When you envisage a worst-case scenario, you’re then able to put appropriate steps in place to pre-empt it or better deal with it when it arrives.

For example, you might use an auto-scaling group so that if a machine fails a new machine will quickly spin up to replace it. But that’s just a single example, and the measures you actually put in place are only limited by your ability to imagine what might possibly go wrong, your tolerance to failure, and your available resources.

5) Learn from all operational failures

We’ve kind of already said it, but things will definitely go wrong.

The key is to learn when things do go wrong. Why did it happen? What could you have done differently? What worked well?

If your team is pulling in the right direction, failure will most likely not be the result of any deliberate malice or mal intent. In that case, punishing or doing all you can to avoid mistakes can have the dangerous effect of stifling creativity and innovation. Genuinely learning from your errors without fear of reprisal can be a very healthy exercise.

6) Annotate documentation

In a traditional environment, filled with manual processes, you can often find that your documentation doesn’t match the reality of your environment. One advantage of AWS is the ability to tag resources. When you need to make changes, it’s right there. You can see who is responsible for what, who has changed what (and when, and what too).

You can also, for example, use security tags on resources if security is important. You can easily differentiate between production and development and testing environments. On a physical server in your datacentre such differentiation is difficult, but if you’re tagging and defining your infrastructure in code it’s much easier to keep track of things.

Best practices

In addition to the already identified design principles, we also recommend three best practice steps.

1) Prepare

The most significant best practice for operational excellence is proper preparation. Putting good practice in place upfront just makes everything easier when you’re in-life.

So what does good preparation look like?

First of all, it is important to understand your priorities. Define them early in the process and resist the temptation of putting a solution in place simply because it is available.

Questions to ask include: What are your internal needs? What do your teams need to support your environments and deliver business value? What are your external needs (what are your customers asking for, and are you in a regulated industry, for example)? Finally, are there any acceptable trade-offs? For example, if speed to market is most important you might compromise availability or cost. If security is paramount, you might accept slower rollout.

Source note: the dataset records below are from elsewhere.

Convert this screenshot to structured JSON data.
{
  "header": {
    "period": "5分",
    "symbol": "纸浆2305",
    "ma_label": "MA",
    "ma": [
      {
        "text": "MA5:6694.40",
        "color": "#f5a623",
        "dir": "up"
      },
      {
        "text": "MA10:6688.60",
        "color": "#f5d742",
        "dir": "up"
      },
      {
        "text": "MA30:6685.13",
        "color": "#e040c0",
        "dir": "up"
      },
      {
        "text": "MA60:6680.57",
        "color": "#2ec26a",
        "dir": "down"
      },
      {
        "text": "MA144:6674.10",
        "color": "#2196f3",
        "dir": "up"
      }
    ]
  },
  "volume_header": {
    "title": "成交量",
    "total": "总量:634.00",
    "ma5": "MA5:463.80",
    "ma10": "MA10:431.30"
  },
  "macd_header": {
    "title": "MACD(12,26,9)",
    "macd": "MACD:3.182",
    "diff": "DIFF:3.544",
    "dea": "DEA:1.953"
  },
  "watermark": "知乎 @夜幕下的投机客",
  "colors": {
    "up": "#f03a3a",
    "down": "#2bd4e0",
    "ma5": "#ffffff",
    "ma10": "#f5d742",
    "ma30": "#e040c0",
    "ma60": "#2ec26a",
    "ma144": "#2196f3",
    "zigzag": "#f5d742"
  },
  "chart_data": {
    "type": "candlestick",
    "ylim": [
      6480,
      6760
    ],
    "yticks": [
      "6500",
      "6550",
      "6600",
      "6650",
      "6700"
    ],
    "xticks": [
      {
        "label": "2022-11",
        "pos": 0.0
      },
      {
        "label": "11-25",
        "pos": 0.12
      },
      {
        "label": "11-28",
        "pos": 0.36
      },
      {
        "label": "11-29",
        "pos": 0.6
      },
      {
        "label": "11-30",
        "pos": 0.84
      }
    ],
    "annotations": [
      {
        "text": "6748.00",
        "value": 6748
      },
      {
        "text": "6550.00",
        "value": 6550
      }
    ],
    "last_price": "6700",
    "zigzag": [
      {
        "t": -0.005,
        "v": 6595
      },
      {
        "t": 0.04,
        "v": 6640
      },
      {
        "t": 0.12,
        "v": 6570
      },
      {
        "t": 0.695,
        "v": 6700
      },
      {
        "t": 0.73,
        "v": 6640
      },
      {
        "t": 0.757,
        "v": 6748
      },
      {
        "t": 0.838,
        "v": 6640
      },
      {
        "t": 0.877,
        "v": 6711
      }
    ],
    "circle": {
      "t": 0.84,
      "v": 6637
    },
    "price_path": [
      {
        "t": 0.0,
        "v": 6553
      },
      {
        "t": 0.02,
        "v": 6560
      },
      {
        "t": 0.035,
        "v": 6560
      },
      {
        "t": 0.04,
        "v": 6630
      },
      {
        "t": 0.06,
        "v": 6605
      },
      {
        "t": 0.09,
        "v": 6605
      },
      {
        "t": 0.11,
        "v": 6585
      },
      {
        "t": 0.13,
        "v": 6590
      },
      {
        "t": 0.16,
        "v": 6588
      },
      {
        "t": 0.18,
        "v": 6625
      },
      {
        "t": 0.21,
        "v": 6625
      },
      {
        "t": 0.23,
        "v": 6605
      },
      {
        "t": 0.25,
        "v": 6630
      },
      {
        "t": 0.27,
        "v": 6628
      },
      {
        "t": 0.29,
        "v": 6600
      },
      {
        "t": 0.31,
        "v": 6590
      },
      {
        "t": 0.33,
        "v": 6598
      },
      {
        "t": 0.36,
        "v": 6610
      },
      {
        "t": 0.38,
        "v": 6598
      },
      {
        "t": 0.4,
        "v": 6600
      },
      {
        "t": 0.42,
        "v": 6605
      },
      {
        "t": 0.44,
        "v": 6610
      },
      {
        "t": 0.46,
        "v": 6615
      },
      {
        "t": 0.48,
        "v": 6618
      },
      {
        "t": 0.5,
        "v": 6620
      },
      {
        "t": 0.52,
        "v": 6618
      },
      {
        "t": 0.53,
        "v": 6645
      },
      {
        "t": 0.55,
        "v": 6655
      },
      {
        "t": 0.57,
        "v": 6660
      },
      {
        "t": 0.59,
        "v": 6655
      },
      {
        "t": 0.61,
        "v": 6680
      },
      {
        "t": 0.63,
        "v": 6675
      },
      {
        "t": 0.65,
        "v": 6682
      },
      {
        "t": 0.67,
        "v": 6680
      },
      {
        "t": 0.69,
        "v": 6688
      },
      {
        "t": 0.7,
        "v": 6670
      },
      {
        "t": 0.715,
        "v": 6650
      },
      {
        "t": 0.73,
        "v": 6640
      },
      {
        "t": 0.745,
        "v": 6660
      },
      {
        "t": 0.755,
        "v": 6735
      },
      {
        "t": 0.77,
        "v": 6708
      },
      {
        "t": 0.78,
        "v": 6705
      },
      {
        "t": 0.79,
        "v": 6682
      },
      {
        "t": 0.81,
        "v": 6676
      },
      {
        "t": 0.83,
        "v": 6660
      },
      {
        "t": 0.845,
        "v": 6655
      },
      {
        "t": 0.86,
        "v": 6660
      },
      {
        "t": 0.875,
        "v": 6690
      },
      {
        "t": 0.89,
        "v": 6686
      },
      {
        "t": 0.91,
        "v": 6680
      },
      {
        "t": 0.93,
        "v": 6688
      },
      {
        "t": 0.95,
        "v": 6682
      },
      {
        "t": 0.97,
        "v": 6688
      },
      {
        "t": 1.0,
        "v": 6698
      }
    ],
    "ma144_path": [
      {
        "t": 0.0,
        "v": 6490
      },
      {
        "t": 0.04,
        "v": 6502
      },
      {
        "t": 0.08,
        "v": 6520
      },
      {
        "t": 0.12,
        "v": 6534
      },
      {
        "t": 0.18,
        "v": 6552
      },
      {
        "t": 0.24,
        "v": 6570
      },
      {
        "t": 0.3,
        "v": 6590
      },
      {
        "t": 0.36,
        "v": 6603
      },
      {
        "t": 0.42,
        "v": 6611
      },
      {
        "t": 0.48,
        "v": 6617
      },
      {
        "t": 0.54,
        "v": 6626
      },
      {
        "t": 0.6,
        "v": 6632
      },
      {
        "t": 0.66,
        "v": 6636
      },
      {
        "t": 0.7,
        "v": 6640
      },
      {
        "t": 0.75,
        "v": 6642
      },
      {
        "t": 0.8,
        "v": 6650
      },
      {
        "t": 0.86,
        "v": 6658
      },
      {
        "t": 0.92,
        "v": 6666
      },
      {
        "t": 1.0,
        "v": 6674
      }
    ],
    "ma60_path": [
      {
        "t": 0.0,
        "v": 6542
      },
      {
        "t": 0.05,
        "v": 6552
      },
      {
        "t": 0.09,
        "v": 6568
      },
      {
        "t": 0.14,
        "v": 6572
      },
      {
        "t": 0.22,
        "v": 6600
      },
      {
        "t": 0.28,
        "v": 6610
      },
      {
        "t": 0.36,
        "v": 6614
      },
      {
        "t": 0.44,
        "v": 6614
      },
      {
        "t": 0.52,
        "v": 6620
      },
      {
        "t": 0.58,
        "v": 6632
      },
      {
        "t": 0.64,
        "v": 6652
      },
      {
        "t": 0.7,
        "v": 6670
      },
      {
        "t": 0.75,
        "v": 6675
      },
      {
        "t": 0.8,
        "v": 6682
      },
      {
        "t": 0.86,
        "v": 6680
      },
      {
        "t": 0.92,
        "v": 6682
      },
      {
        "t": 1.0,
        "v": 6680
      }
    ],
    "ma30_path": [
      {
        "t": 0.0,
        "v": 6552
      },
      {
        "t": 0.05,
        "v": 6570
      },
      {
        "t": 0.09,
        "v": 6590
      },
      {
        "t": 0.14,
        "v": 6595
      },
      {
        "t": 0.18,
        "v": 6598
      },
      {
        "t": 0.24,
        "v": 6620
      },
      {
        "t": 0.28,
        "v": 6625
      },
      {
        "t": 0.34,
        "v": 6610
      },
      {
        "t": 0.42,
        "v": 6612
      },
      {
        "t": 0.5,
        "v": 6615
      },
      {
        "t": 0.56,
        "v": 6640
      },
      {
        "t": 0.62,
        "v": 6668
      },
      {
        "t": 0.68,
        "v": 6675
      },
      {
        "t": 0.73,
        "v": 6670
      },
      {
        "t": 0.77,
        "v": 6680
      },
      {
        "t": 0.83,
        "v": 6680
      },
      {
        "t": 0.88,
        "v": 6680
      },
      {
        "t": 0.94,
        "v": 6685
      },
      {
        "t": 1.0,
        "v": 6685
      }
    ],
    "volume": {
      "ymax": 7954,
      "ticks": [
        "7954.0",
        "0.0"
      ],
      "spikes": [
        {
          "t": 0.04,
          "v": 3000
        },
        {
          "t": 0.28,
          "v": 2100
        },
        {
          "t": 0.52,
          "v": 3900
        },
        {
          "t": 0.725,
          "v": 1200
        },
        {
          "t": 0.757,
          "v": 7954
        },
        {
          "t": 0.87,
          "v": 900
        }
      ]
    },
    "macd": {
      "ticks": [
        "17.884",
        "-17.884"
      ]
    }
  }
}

Other key considerations in the preparation stage include understanding the current state of your workloads, defining how you will mitigate risk, and implementing feedback and continuous improvement into your flow.

2) Operate

Once things are up and running, how do you ensure they keep running effectively?

Important practices in this context include understanding your workload health (at both a hardware and application level), understanding your team health (both their ability to deliver and your employee net promoter score), and your ability to effectively manage events that happen in life.

This stage requires regular QA careful consideration of logs and metrics, and an understanding of the value of your people.

3) Evolution

Part three of Operational Excellence best practice involves a commitment to constant evolution and progress – both in your operational practices and the way you work.

You’ve no doubt heard this many times, but all it takes to fall behind in the IT world is to stand still.

Important practices here include properly implemented feedback loops, defining the drivers for improvement and the ability to validate your insights.